It called itself an online news aggregator and blog, and as I made clear in my post, "Blogging Virgin," in the May 2005 inaugural issue, it was the first time I had ever written a blog. "In fact, I almost never even read blogs, much less write them, but my friend Arianna Huffington's invitation to contribute to huffingtonpost.com was too intriguing to turn down."

I wrote that I was still mired in the Gutenberg era, but was a big fan of Google, and was gradually getting used to fact that most people no longer wrote snail mail letters but communicated almost exclusively via email. And I pointed out that journalism had changed dramatically in the past decade with the advent of the Internet, 24-hour cable TV, radio talk shows like those of Don Imus, to which I contributed. Besides, I had offered my opinions, insights and prejudices in the more than 500 columns I wrote for The Hill, which I guess is pretty much the definition of a blog.

In the almost 200 blogs I have written for the Huffington Post since then -- all without remuneration, I should add -- I have ranged far and wide, writing both substance and satire. I wrote about presidents, princes and popes I've encountered, about my role in bringing Soviet President Gorbachev to Minnesota, my visit to the Oklahoma City bombing memorial, my friendship with Irish poet Seamus Heany and baseball great Tommy John, my travels to some 75 countries and my experience as the target of Internet trolls like the one who called me a "flaming asshole" for criticizing Nancy Pelosi. I responded that I resented being called "flaming."

But I want to focus on the first one I wrote, in which I declared my belief that journalism plays an important role in our society. "A free and unfettered press is still one of the cornerstones of our magnificent system of democratic self-government. And it doesn't work very well without a press that is free to nip at the heels -- and occasionally take a big bite out of -- those officials and bureaucrats to whom the people have given the power to govern."

I wrote the post shortly after returning from the first of two trips to Iraq. I went there because I felt it was important to talk to the men and women doing the fighting -- and dying -- and see for myself what was happening in the greatest projection of American military, economic and political power since Vietnam.

I traveled the length and breadth of Iraq, which is the size of California, while speaking with several hundred people, including those in charge of the coalition forces that had occupied Iraq since the American-led invasion two years earlier, as well as soldiers and Marines, U.S. and Iraqi government officials, private contractors involved in rebuilding Iraq's infrastructure, fellow journalists and ordinary Iraqis.

I pledged to continue writing about Iraq, declaring "There is just too much at stake in Iraq, and in Afghanistan as well, to turn away from the momentous story being played out daily in dozens of other places where U.S.-led forces are trying to shape the history of the 21st century.

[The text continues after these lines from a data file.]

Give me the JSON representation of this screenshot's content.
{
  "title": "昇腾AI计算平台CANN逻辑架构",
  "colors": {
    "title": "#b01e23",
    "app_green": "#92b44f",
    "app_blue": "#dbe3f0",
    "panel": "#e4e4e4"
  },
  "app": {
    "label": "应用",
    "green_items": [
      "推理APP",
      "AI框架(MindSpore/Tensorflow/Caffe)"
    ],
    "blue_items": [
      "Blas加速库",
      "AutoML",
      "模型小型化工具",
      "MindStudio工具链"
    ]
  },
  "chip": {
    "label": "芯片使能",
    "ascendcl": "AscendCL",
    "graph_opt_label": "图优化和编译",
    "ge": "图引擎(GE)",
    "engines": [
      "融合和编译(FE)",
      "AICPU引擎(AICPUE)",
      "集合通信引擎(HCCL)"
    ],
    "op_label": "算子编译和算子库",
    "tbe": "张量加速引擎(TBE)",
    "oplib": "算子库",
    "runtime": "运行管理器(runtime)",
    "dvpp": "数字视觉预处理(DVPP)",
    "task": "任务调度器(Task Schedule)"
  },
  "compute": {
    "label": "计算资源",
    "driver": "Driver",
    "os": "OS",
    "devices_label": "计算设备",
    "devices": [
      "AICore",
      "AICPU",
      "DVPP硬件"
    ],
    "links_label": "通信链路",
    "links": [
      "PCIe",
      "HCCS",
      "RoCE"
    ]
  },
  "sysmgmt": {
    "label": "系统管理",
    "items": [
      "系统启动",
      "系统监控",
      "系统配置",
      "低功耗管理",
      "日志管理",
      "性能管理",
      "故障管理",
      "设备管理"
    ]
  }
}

"As I told Gen. John Abizaid, commander of U.S. forces in the Persian Gulf region, what we're trying to do in Iraq and Afghanistan is like putting together a 1,000-piece jigsaw puzzle in the dark. He didn't disagree, and no one I spoke to, from four-star generals to Marine grunts, tried to disguise the fact that we could expect to have a major presence in Iraq and Afghanistan for years to come."

In fact, several generals told me that counterinsurgency wars, as this one was, typically take seven to 10 years to complete. Most Army and Marine officers said they hoped U.S. troops would be used almost exclusively in an advisory role while Iraqi security forces took over, but that goal was clearly still a long way off.

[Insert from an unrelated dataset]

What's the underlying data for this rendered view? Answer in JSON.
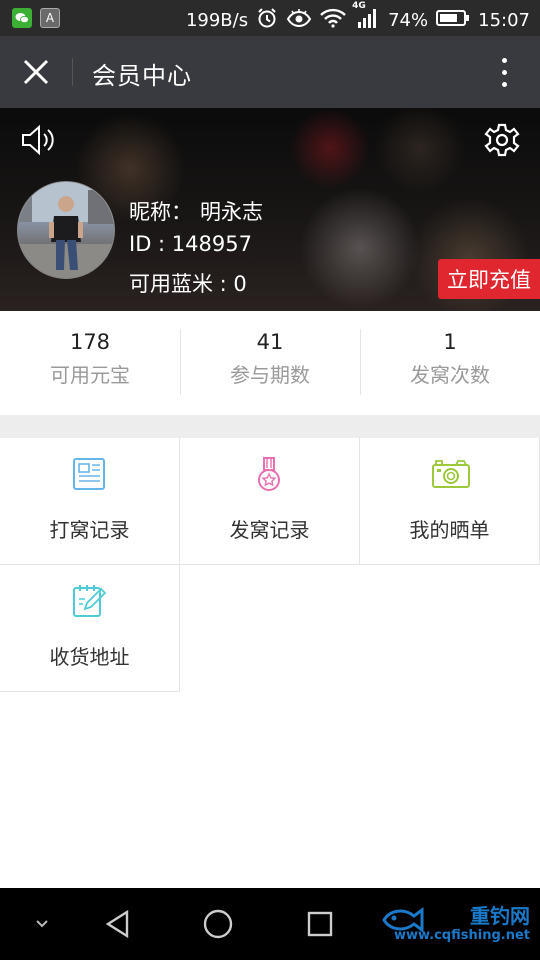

Finally, I noted that the latest supplemental appropriation of more than $82 billion for Iraq and Afghanistan approved by Congress brought the total cost of the effort to implant a semblance of democracy in those countries to more than $300 billion, which is in the neighborhood of the $500 billion spent for the Vietnam war.

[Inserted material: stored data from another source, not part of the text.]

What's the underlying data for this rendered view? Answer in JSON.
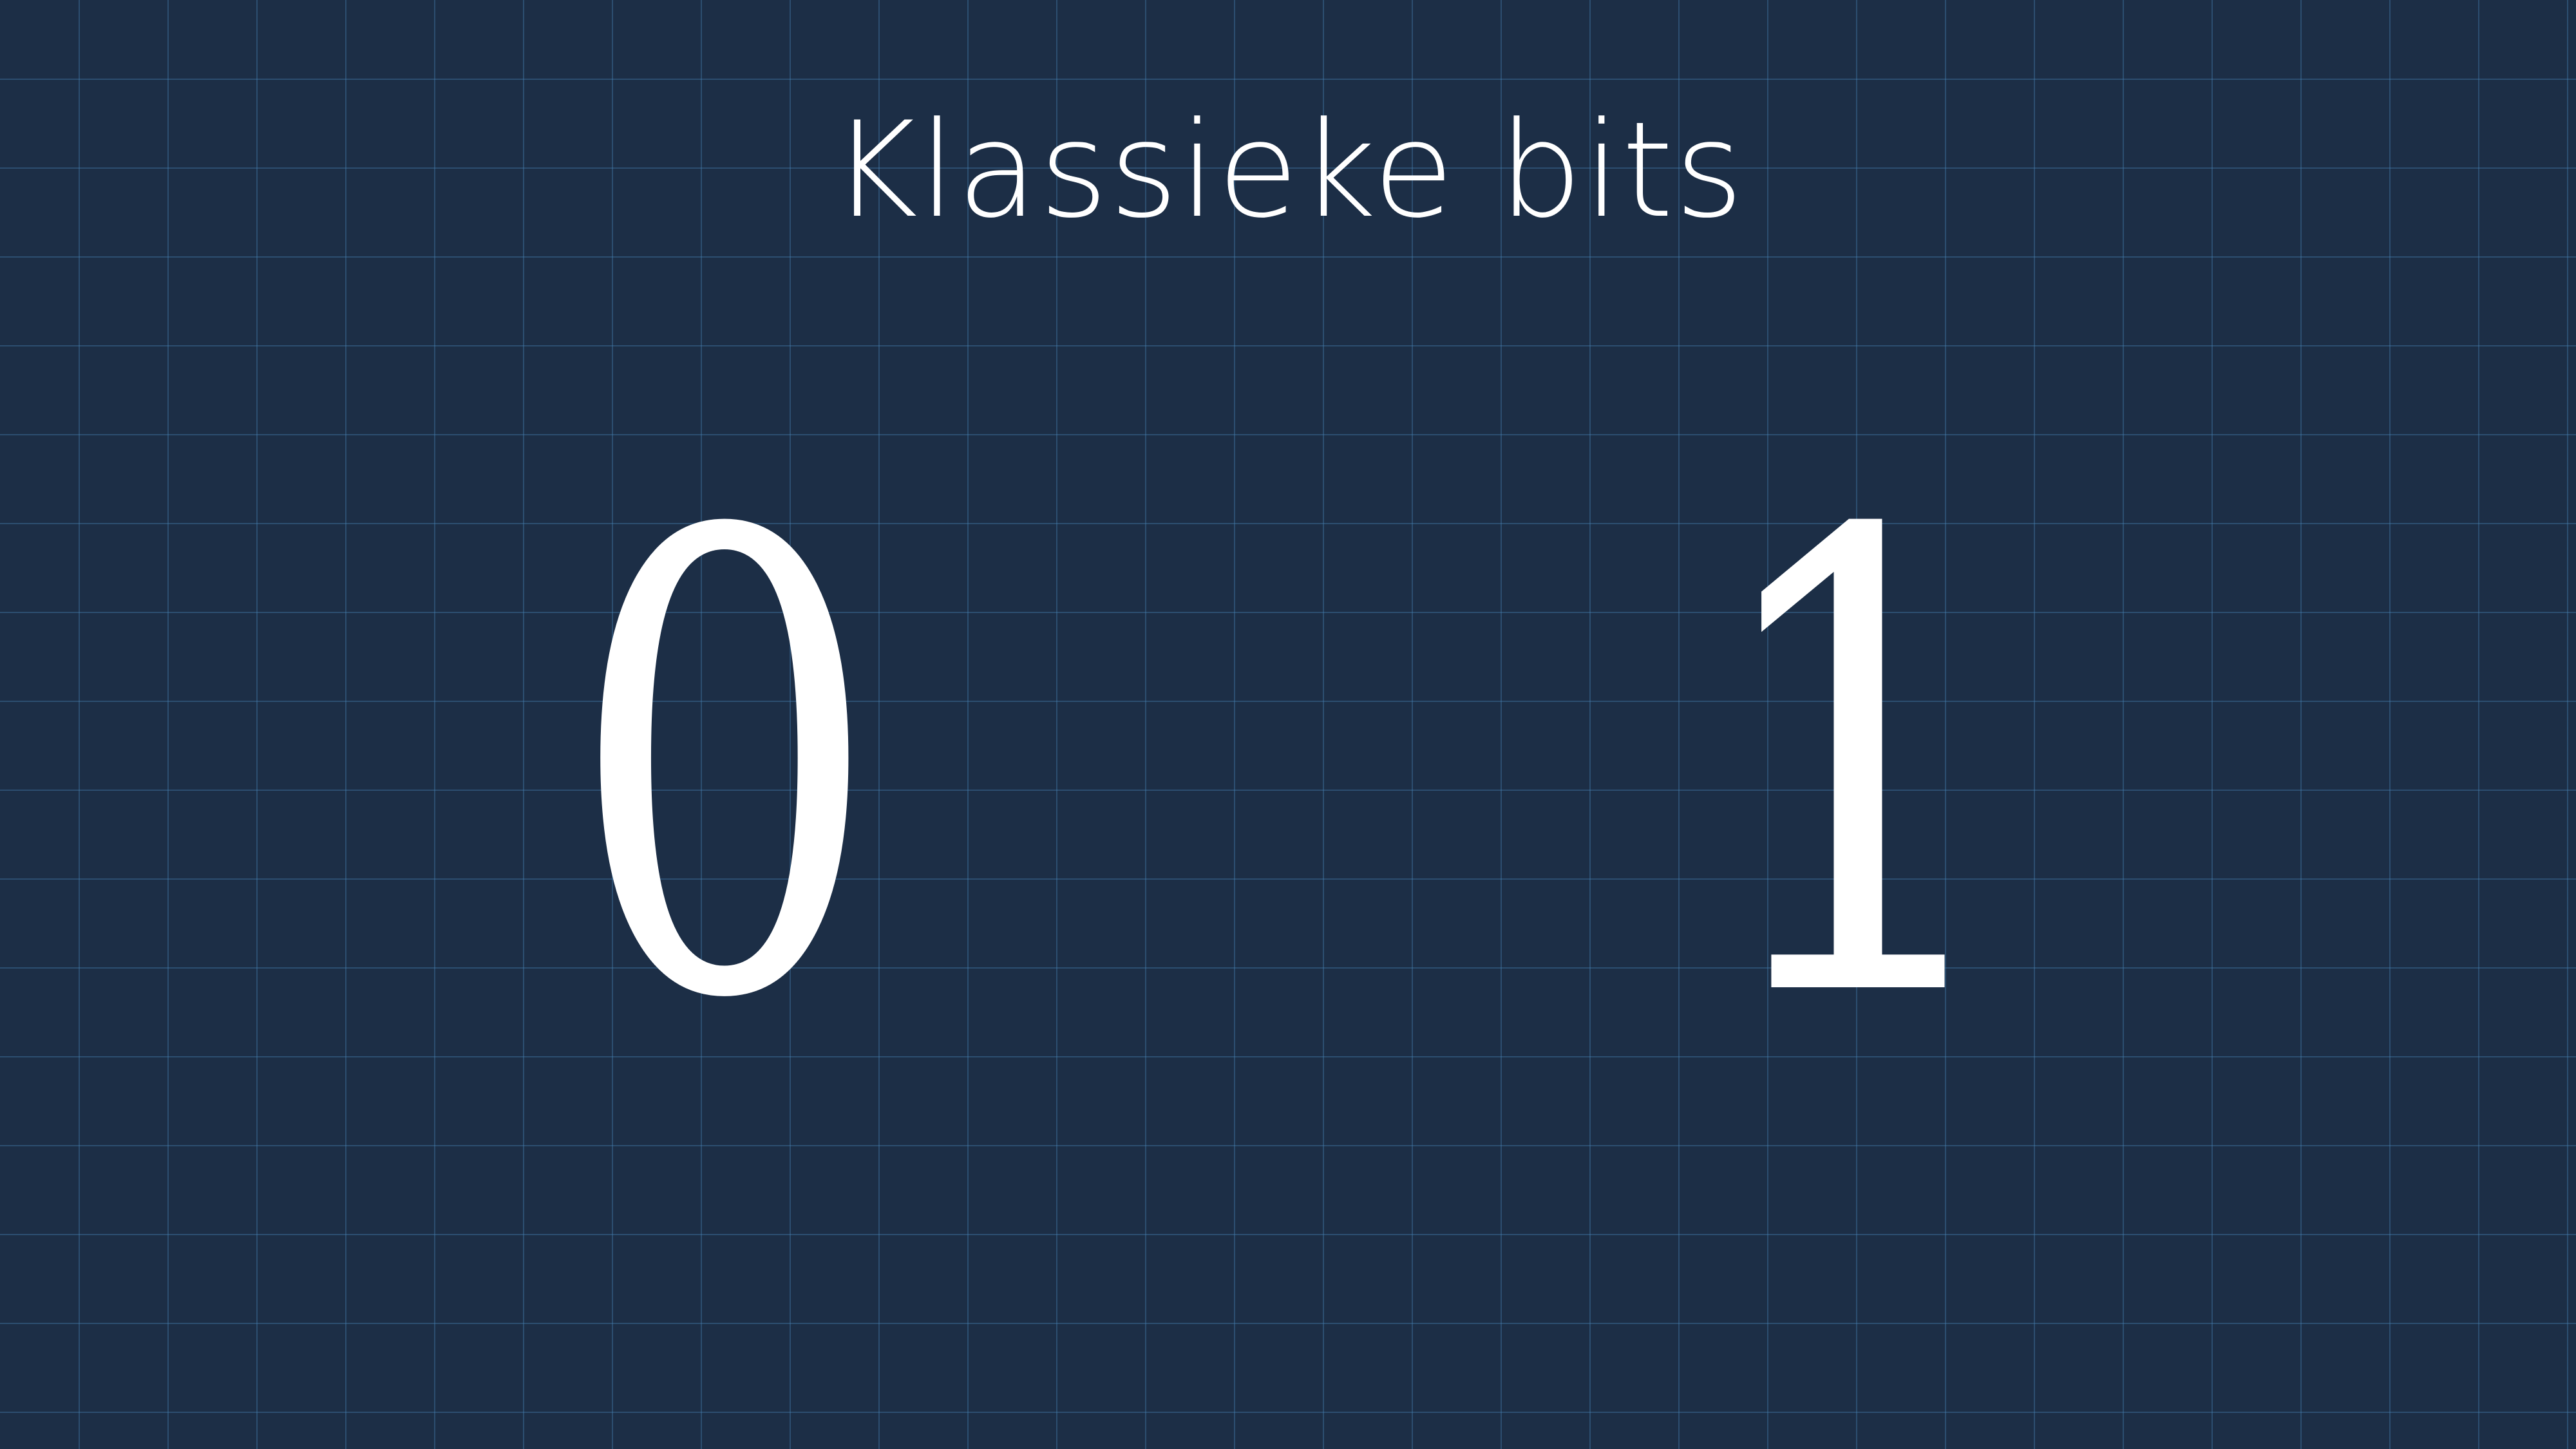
{
  "slide": {
    "title": "Klassieke bits",
    "bits": [
      "0",
      "1"
    ],
    "colors": {
      "background": "#1c2e46",
      "grid": "#3f6f9a",
      "text": "#ffffff"
    }
  }
}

And in a prediction that proved all-too accurate, I wrote that while the cost in lives of the American military was far below that of Vietnam, in the not-too-distant future, "I think the American people will begin to ask, as they did of the Vietnam war, if this is worth it."

Anyway, thanks to those who read my initial venture into the Huffington Post's brave new world of journalism, and those I have written in the ten years since.